Last night I was reading Alison Blunt and Robyn Dowling’s book Home.  They propose three components for a critical geography of home which resonate for my analysis of place and belonging (I, for the moment, conflate ‘home’ and ‘place’ as it’s not clear how Blunt and Dowling conceptualize this relationship, and I haven’t thought through it yet):

“…home as simultaneously material and imaginative; the nexus between home, power and identity; and home as multi-scalar.” (22)
They write about Doreen Massey’s concept of “‘power geometry’ whereby people are differently positioned in relation to, and differentially experience, a place called home” (25) which I think will be useful in the context of La Cloche and Manitoulin Island. 

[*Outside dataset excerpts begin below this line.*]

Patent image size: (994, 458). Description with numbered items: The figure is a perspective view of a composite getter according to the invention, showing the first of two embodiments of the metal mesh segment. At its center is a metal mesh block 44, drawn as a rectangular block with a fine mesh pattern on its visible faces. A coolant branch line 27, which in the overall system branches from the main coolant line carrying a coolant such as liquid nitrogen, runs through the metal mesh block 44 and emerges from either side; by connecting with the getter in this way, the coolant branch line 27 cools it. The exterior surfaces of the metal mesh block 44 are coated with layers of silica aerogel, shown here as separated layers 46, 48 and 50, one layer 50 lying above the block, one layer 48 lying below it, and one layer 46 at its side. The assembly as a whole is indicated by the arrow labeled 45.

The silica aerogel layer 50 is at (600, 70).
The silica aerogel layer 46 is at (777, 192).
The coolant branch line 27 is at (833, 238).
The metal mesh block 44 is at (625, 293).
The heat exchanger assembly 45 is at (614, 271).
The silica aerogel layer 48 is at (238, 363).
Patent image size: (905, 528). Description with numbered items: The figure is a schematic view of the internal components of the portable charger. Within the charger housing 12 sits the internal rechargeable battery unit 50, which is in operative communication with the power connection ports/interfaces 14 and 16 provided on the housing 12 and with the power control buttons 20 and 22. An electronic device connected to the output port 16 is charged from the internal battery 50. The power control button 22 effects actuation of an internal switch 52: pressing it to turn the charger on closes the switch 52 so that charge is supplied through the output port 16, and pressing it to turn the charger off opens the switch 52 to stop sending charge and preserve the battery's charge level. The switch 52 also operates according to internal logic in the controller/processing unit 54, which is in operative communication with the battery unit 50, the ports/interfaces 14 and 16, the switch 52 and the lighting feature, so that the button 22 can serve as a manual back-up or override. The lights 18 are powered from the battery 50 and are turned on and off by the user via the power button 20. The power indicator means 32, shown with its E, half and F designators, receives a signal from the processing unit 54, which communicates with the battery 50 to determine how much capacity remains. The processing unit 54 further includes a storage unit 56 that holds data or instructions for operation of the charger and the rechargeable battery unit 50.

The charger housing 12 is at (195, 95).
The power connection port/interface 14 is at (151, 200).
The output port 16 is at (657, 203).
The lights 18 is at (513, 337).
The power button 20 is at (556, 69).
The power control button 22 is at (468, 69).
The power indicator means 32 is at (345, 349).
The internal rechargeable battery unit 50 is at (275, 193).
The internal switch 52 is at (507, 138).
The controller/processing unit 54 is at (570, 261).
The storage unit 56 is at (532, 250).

As a creative exercise I map a quick personal map of Whitefish Falls where I grew up (see yesterday’s post). I need to read more of Massey and think through her concept of space and place. Interestingly I realized while drawing that the community is not entirely as I remembered: I often think that the village was effectively drawn along racial lines (minus a few people on either side), physically divided by the bridge.  This was not actually the case (at least not during the time I lived there) – there are many mixed families (including our next door neighbours and the home of my first sweetie). Probably the line was more divided by income levels if I think about it (but again this is not entirely true). Regardless, the village has multiple geographies and boundaries. The formal boundary of the Whitefish River First Nation ran through the village, yet the Ojibwe imaginative and historical boundaries are really much larger than the current treaty boundary. 




















As my house was sometimes chaotic and my mind equally so, I found myself drawn to the bush and would find comfort there.  My sense of home was much broader than the physical house in which we lived and supports feminist critiques of both phenomenological concepts of home as the sanctum, and gendered spatialization of masculine public and feminine private spheres.  To draw a full map of ‘my’ home would mean extending quite far beyond our house, the village and into crown and First Nations lands, as well as onto lands owned by INCO mining, as I would spend many hours walking in the bush, following the lakes, climbing hills – I felt at home in an area that was not mine. So, I come up against colonial/western/capitalist constructions of home as that which we own  - however, is sense of home a claim to ownership in some form, at least imaginative?